Interest rates go up to 0.5%.

The Monetary Policy Committee has voted by a majority of 7-2 to increase the Bank Rate by 0.25% to 0.50% - the first rise for 10 years. But what does it mean for investors?

Interest rates go up to 0.5%.

The Committee voted unanimously to maintain the stock of sterling non-financial investment-grade corporate bond purchases, financed by the issuance of central bank reserves, at £10bn.  The Committee also voted unanimously to maintain the stock of UK government bond purchases, financed by the issuance of central bank reserves, at £435bn.

The move was expected said Neil Williams, group chief economist at Hermes Investment Management.

“Today’s quarter-point rate hike shouldn’t raise eyebrows, and looks for now to be a one-off ‘muscle flex’ by the BoE, rather than the start of an aggressive tightening,” he said.

“What it does is reverse the post-referendum cut from 15 months ago which, with activity broadly holding up, may have been an unnecessary safety-net. In the MPC’s eyes, it also gives them more rate ‘powder’ to use, should the economy later start to slow again.

“But this is of course circular and the Bank will be mindful that raising rates too far does not cause that economic downturn!”

Williams believes that in the absence of a recovery in real wages – which have been squeezed for a decade – the Bank won’t hike aggressively. “Their hope is that productivity begins to lift from 2018, justifying higher wage claims. If it does, they could admittedly then get twitchy fingers.”

Azad Zangana, Schroders senior European economist, agrees that despite a sluggish economy, the central bank is worried about rising inflationary pressures.

Inflationary pressures

“Since the Brexit referendum, the UK economy has performed better than expected, while inflation has risen sharply, largely due to the depreciation in sterling,” Zangana said.

“With inflation just shy of 3.1%, if it rises further, then the BoE may have to write to the Chancellor of the Exchequer to explain the circumstances of the overshoot, and what it is doing to return inflation back to target.

“While many are asking whether this interest rate rise will have much of a negative impact on growth, the more important question is whether the MPC sees this as a one-off rise, or whether this is the first of many.”

Brexit is key

Further rate hikes depend on Brexit, Ian Kernohan, economist at Royal London Asset Management, believes.

The Bank was keen to stress that any future increases will be limited, and subject to developments related to the process of EU withdrawal,” he said.

“At 0.5%, the base rate will still be at an extremely low level, having being held at this level for most of the period since the financial crisis.  On the other hand, many borrowers will never have experienced a rate rise, so there will be some element of surprise.

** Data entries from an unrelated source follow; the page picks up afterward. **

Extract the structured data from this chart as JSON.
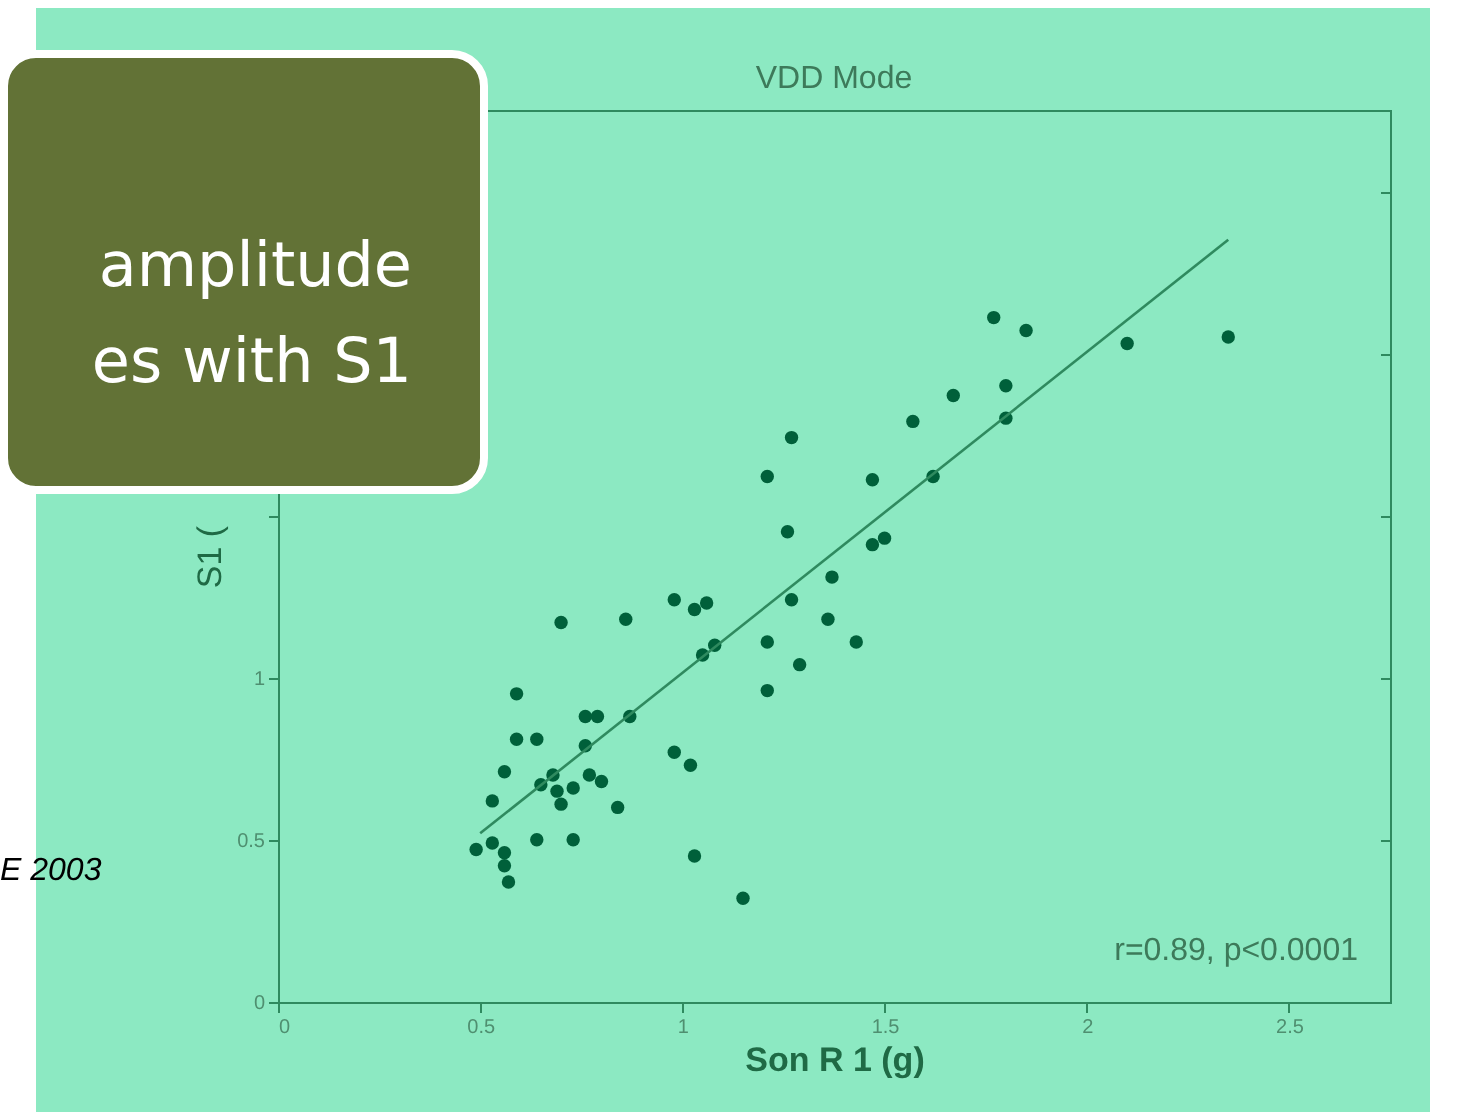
{
  "chart_data": {
    "type": "scatter",
    "title": "VDD Mode",
    "xlabel": "Son R 1 (g)",
    "ylabel": "S1 (",
    "annotations": [
      "amplitude",
      "es with S1",
      "E 2003",
      "r=0.89, p<0.0001"
    ],
    "xlim": [
      0,
      2.75
    ],
    "ylim": [
      0,
      2.75
    ],
    "xticks": [
      0,
      0.5,
      1,
      1.5,
      2,
      2.5
    ],
    "yticks": [
      0,
      0.5,
      1,
      {
        "value": 1.5,
        "label": null
      },
      {
        "value": 2,
        "label": null
      },
      {
        "value": 2.5,
        "label": null
      }
    ],
    "grid": false,
    "marker": "circle",
    "series": [
      {
        "color": "#00603a",
        "x": [
          1.77,
          1.85,
          2.1,
          2.35,
          1.67,
          1.8,
          1.8,
          1.57,
          1.27,
          1.21,
          1.47,
          1.62,
          1.26,
          1.47,
          1.5,
          1.37,
          1.27,
          1.36,
          1.43,
          1.21,
          1.29,
          1.21,
          0.98,
          1.03,
          1.06,
          0.7,
          0.86,
          1.05,
          1.08,
          0.59,
          0.59,
          0.64,
          0.76,
          0.79,
          0.87,
          0.56,
          0.65,
          0.68,
          0.69,
          0.76,
          0.77,
          0.73,
          0.7,
          0.8,
          0.84,
          0.53,
          0.64,
          0.73,
          0.49,
          0.53,
          0.56,
          0.56,
          0.57,
          0.98,
          1.02,
          1.03,
          1.15
        ],
        "values": [
          2.11,
          2.07,
          2.03,
          2.05,
          1.87,
          1.9,
          1.8,
          1.79,
          1.74,
          1.62,
          1.61,
          1.62,
          1.45,
          1.41,
          1.43,
          1.31,
          1.24,
          1.18,
          1.11,
          1.11,
          1.04,
          0.96,
          1.24,
          1.21,
          1.23,
          1.17,
          1.18,
          1.07,
          1.1,
          0.95,
          0.81,
          0.81,
          0.88,
          0.88,
          0.88,
          0.71,
          0.67,
          0.7,
          0.65,
          0.79,
          0.7,
          0.66,
          0.61,
          0.68,
          0.6,
          0.62,
          0.5,
          0.5,
          0.47,
          0.49,
          0.46,
          0.42,
          0.37,
          0.77,
          0.73,
          0.45,
          0.32
        ]
      },
      {
        "type": "line",
        "marker": "none",
        "color": "#2f8a5f",
        "x": [
          0.5,
          2.35
        ],
        "values": [
          0.52,
          2.35
        ]
      }
    ]
  }
}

“As long as interest rates rise very gradually from here, then with around 60% of mortgages on fixed-rate deals, the impact on household finances shouldn’t be too severe, and will be offset by any future fall in inflation.

“We assume that the MPC will raise rates slowly over the next two years, assuming a Brexit deal is visible by mid-2018, unemployment remains low and global growth holds up.  With inflation set to fall next year as the impact of sterling devaluation wanes, the MPC will stop hiking if there are clear signs that the economy is slowing.”

Trevor Greetham, head of multi asset at Royal London Asset Management, added: “It’s not often you can say that interest rates doubled today. Rate hikes are never popular with borrowers, but with base rates at only 0.5% and inflation at 3% there will be little pushback.

“As the Bank made clear in their statement, Brexit is still the elephant in the room and there are considerable risks to the economic outlook and to sterling, which sold off in the aftermath of the announcement.

“Nearly eighteen months on from the referendum, all options remain plausible. It’s hard to imagine a continued tightening of monetary policy in a disruptive no deal outcome, and in this scenario sterling could easily fall another 10 to 15%.

“On the other hand, if permanent single market membership becomes likely, or if we see a reversal of the decision to leave the EU, the Bank of England would be comfortable raising rates further. In this case, sterling would probably rise 10 to 15%.

“Rarely have investors and business decision makers seen such exchange rate uncertainty, with a 20-30% range for where the pound could be in 2 to 3 years’ time, dependant on closed-door discussions between politicians.

“In our view, UK investors with a low appetite for risk should ensure the bulk of their investments are sterling denominated. Doing this should help to remove one particular source of uncertainty from the equation.”